To the hindrances and bureaucratic inefficiencies are added the political resistance. Let's think about the construction of the Tap, the gas pipeline that arrives in Salento, built despite the many opposing battles. An infrastructure that Italy strongly needs today. Or to the future new regasifiers, which should allow us to disconnect from Russian supplies. A dispute has arisen on the hypothesis of mooring one of these ships in Piombino which, despite the compensation offered to the city, we do not know how and when it will end.
For our part we ask that the role of natural gas transition is as limited as possible (but for a few years we will not be able to do without it), moving on to one as soon as possible electricity grid powered by renewable energies. But even in this field very serious resistances occur, even on practically ready-made systems, with dozens of situations in which the nimby effect prevails, not in my backyard, not in my backyard. Not to mention the columns for electric cars, entrusted to a thousand different regulations of the Municipalities, and the PNACC, the National Plan for Adaptation to Climate Change, which has remained in draft since 2017.
In short, there is a lot to do for the ecological transition and the theme will be at the center of the next Sustainable Development Festival. But there are still those who deny the evidence. For example, on an article by Paolo Del Debbio, which is actually much more measured, The truth (excuse the pun) headline: "The excuse of the climate, no ecological transition, more care of the territory, less Greta", as if the fight against the climate crisis and the indispensable maintenance of mountains and water basins were in antithesis. There are still those who use the term "gretini" offending the thousands of young people who even today take to the streets with the Fridays for Future. Yet the future government will not be able to hide these problems under the carpet. Observe Michele Serra in his "Hammock" on Republic:
“Environmentalism will soon become synonymous with politics: there will be no politics without environmentalism. (…) There is more knowledge of the future in the “gretini” than in the intelligent people who entrust the processions with the task of regulating the seasons ».
Unfortunately, deferral is also rampant in international fora, as Guterres pointed out in his dramatic appeals on the occasion of the Assembly at the Glass Palace.

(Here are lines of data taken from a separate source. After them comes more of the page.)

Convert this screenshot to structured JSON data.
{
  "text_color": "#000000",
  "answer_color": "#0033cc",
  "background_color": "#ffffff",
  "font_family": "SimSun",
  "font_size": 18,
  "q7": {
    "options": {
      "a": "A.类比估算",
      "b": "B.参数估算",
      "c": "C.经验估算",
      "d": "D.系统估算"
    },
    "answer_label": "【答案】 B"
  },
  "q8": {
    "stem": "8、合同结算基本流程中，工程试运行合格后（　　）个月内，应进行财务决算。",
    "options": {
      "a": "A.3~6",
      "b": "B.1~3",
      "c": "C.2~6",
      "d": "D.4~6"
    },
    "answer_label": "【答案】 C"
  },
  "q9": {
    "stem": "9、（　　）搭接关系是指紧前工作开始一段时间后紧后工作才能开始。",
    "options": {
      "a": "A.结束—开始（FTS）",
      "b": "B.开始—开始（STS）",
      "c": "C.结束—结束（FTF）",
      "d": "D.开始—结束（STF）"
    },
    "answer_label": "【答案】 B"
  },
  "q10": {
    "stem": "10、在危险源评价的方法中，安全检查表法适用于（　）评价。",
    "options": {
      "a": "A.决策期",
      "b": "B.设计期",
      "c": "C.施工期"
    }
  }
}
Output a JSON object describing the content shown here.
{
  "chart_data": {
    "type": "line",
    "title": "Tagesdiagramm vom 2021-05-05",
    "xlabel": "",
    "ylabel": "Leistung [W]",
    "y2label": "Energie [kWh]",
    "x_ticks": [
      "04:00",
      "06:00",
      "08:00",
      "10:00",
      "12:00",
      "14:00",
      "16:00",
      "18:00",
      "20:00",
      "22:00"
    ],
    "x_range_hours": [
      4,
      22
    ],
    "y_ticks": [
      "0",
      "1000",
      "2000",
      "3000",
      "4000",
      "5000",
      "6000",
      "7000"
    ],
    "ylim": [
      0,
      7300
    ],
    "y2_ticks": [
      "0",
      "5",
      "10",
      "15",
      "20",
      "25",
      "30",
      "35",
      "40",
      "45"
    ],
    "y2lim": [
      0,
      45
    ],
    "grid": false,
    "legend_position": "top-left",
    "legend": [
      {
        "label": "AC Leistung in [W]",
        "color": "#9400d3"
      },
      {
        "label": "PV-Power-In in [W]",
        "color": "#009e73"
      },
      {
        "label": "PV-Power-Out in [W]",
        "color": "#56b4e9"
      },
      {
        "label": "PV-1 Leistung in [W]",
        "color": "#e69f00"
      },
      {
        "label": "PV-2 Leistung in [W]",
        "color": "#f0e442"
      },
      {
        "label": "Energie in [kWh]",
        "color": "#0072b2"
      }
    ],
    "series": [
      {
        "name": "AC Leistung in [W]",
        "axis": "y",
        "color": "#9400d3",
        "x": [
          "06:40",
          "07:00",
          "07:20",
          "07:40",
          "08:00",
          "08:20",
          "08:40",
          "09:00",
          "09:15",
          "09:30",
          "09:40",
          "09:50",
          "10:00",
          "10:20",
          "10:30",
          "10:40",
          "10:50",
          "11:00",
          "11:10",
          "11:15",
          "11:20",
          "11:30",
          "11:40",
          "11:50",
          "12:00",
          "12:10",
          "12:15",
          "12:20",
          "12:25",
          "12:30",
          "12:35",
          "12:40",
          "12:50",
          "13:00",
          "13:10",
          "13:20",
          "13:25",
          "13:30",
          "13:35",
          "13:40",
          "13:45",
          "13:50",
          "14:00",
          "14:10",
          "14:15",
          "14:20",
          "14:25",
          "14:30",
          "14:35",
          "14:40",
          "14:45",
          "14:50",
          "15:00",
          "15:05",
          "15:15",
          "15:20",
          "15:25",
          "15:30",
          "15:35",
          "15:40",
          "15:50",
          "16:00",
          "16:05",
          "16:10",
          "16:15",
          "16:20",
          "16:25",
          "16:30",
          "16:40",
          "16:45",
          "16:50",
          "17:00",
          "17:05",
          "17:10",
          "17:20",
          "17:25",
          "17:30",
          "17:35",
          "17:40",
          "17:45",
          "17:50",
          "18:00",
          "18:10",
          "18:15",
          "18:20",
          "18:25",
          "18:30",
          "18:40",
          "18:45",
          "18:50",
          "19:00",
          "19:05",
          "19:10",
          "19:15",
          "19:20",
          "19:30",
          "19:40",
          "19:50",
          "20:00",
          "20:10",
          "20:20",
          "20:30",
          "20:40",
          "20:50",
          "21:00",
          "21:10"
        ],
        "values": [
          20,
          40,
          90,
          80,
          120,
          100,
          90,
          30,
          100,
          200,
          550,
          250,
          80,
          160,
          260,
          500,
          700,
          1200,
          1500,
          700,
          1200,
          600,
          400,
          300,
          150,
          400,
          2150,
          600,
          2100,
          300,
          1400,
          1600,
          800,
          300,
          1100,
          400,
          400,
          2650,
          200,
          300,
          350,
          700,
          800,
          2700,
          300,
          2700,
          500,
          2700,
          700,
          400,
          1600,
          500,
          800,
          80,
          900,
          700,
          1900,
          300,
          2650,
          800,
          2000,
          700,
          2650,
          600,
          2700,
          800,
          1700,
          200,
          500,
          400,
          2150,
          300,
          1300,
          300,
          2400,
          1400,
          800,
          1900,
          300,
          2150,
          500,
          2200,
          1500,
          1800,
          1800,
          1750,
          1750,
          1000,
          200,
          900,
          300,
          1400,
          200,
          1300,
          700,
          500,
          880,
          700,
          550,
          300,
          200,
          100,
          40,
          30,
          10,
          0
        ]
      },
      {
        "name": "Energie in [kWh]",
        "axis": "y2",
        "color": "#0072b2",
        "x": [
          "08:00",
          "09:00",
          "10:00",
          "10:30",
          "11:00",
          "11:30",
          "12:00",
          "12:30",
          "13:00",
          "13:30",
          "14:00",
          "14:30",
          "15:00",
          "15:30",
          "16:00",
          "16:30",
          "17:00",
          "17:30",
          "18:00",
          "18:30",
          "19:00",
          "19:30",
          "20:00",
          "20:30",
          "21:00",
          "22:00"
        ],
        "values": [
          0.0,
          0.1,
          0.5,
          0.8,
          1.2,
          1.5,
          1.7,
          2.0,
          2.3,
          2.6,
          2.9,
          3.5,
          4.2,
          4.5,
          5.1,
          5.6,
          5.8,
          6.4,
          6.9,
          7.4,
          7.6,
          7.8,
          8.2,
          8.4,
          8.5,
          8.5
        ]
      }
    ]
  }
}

The UN secretary general also put forward concrete proposals: the reform of the United Nations Security Council, to review the right of veto granted to countries that won the Second World War almost seventy years ago, and generalized taxation on companies that produce fossil fuels. This tax would then be discharged on the prices of goods produced with fossils, stimulating the conversion to renewables. We know, however, that nothing will be done about it, at least for many years to come. We have been talking about the reform of the Security Council for some time, but it is not clear with what shared path we can amend the mechanisms of the UN. The tax on fossil producers can only work with a global agreement and it certainly is not feasible with these moonshines.
Even if politics is so slow, there is still a lot that can be done. On the eve of the UN General Assembly, during an "SDG moment", the Bill and Melinda Gates Foundation presented its report "Goalkeepers 2022, the future of progress", Which took stock of the 2030 Agenda Goals, confirming the significant delay, but also presented a series of concrete proposals, from financing women with digital currency to the use of seeds capable of guaranteeing higher yields even on arid soils. But even here we must face resistance and mistrust that make everything very difficult.